Einde inhoudsopgave
Wet op het financieel toezicht
Artikel 3A:140 Definities
Geldend
Geldend vanaf 04-11-2022
- Bronpublicatie:
13-10-2022, Stb. 2022, 428 (uitgifte: 03-11-2022, kamerstukken: 36105)
- Inwerkingtreding
04-11-2022
- Bronpublicatie inwerkingtreding:
13-10-2022, Stb. 2022, 428 (uitgifte: 03-11-2022, kamerstukken: 36105)
- Vakgebied(en)
Financieel recht / Financieel toezicht (juridisch)

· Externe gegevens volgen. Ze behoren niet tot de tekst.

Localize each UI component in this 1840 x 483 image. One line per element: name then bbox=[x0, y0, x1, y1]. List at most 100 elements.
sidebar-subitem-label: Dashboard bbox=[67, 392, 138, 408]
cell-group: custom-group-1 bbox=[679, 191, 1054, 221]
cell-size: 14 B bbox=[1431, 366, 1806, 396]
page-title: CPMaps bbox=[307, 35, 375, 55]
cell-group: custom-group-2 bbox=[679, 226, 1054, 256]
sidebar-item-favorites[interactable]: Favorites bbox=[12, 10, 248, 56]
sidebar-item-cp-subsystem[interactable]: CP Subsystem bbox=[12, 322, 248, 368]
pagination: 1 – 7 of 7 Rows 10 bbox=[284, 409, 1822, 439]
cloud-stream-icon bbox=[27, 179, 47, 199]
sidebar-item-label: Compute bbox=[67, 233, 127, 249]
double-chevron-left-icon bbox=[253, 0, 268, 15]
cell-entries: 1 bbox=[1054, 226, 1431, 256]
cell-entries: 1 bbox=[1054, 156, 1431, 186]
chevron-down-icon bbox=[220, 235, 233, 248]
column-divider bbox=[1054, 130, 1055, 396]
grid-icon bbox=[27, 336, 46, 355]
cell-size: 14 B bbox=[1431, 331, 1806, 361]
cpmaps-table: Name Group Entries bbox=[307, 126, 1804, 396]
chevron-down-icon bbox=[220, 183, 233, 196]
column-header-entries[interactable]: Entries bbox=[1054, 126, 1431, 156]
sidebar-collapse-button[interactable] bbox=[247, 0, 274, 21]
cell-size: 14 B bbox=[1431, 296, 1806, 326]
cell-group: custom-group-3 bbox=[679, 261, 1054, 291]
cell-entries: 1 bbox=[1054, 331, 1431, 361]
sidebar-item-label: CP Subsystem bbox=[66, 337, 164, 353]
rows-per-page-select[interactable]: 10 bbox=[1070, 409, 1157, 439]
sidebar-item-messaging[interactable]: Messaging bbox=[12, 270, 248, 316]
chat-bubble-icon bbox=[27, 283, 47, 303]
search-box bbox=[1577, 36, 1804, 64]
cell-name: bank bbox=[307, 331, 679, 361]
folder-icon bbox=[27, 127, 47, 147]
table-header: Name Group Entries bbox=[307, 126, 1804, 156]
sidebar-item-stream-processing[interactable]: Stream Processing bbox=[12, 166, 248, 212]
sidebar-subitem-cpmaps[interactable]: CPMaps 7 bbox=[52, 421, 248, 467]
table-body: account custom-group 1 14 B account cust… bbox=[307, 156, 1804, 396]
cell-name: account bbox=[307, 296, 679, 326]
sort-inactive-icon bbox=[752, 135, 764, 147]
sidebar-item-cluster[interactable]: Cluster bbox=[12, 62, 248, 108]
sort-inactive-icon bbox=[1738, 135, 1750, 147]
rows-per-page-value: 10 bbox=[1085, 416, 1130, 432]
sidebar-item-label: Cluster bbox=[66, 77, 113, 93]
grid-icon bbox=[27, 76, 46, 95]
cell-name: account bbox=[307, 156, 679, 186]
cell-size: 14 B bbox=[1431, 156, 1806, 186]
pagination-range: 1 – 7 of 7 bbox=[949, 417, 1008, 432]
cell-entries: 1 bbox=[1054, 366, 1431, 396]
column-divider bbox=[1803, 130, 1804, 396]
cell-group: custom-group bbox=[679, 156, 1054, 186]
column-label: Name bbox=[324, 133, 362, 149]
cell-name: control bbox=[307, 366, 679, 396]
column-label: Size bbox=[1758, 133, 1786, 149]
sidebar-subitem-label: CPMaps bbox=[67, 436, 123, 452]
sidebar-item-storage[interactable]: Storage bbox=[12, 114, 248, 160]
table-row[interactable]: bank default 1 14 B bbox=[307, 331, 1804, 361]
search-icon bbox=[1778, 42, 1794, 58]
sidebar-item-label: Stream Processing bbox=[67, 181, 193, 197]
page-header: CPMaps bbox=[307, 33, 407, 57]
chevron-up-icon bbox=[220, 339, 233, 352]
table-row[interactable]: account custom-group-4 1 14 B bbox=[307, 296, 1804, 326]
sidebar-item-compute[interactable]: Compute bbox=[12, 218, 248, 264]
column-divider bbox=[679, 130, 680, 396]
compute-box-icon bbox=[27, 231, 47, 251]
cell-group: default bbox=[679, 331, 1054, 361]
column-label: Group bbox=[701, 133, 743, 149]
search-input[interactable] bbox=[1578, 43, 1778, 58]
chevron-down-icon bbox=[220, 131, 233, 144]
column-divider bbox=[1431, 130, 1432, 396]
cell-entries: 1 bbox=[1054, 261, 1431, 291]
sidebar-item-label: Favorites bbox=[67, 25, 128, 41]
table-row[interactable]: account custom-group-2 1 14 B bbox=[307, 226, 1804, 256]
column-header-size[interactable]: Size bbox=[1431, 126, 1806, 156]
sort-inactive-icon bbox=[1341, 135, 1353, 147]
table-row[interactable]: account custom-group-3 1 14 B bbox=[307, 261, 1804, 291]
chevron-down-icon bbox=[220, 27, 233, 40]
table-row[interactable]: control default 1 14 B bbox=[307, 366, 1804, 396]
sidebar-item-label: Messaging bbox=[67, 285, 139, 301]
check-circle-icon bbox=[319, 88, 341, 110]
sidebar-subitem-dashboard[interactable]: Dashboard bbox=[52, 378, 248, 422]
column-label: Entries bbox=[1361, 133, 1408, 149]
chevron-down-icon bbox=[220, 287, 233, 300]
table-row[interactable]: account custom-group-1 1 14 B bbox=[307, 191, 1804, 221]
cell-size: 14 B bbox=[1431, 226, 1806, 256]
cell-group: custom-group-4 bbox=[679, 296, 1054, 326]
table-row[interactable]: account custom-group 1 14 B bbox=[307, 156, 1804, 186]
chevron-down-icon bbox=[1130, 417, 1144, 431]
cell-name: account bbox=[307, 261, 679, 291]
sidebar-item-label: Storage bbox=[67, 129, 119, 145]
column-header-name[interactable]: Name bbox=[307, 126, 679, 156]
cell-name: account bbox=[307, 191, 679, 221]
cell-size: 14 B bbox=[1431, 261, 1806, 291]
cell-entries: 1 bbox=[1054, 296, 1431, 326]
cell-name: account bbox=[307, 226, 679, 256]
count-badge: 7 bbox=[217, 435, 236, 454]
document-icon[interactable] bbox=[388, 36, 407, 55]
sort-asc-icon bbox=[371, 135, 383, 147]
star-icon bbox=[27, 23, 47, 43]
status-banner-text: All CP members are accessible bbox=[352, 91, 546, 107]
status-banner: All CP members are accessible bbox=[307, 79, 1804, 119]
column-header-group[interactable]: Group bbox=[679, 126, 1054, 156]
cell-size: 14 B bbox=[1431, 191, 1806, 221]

In dit hoofdstuk en de daarop berustende bepalingen wordt verstaan onder:
afwikkelingsinstrument: een instrument als bedoeld in artikel 27, eerste lid, van de verordening herstel en afwikkeling centrale tegenpartijen;
afwikkelingsmaatregel: een overeenkomstig artikel 22 van de verordening herstel en afwikkeling centrale tegenpartijen genomen besluit om een centrale tegenpartij af te wikkelen, een afwikkelingsinstrument als bedoeld in artikel 27, eerste lid, van die verordening toe te passen of een of meer afwikkelingsbevoegdheden als bedoeld in de artikelen 48 tot en met 58 van die verordening uit te oefenen;
eigendomsinstrumenten: eigendomsinstrumenten als bedoeld in artikel 2, onderdeel 33, van de verordening herstel en afwikkeling centrale tegenpartijen.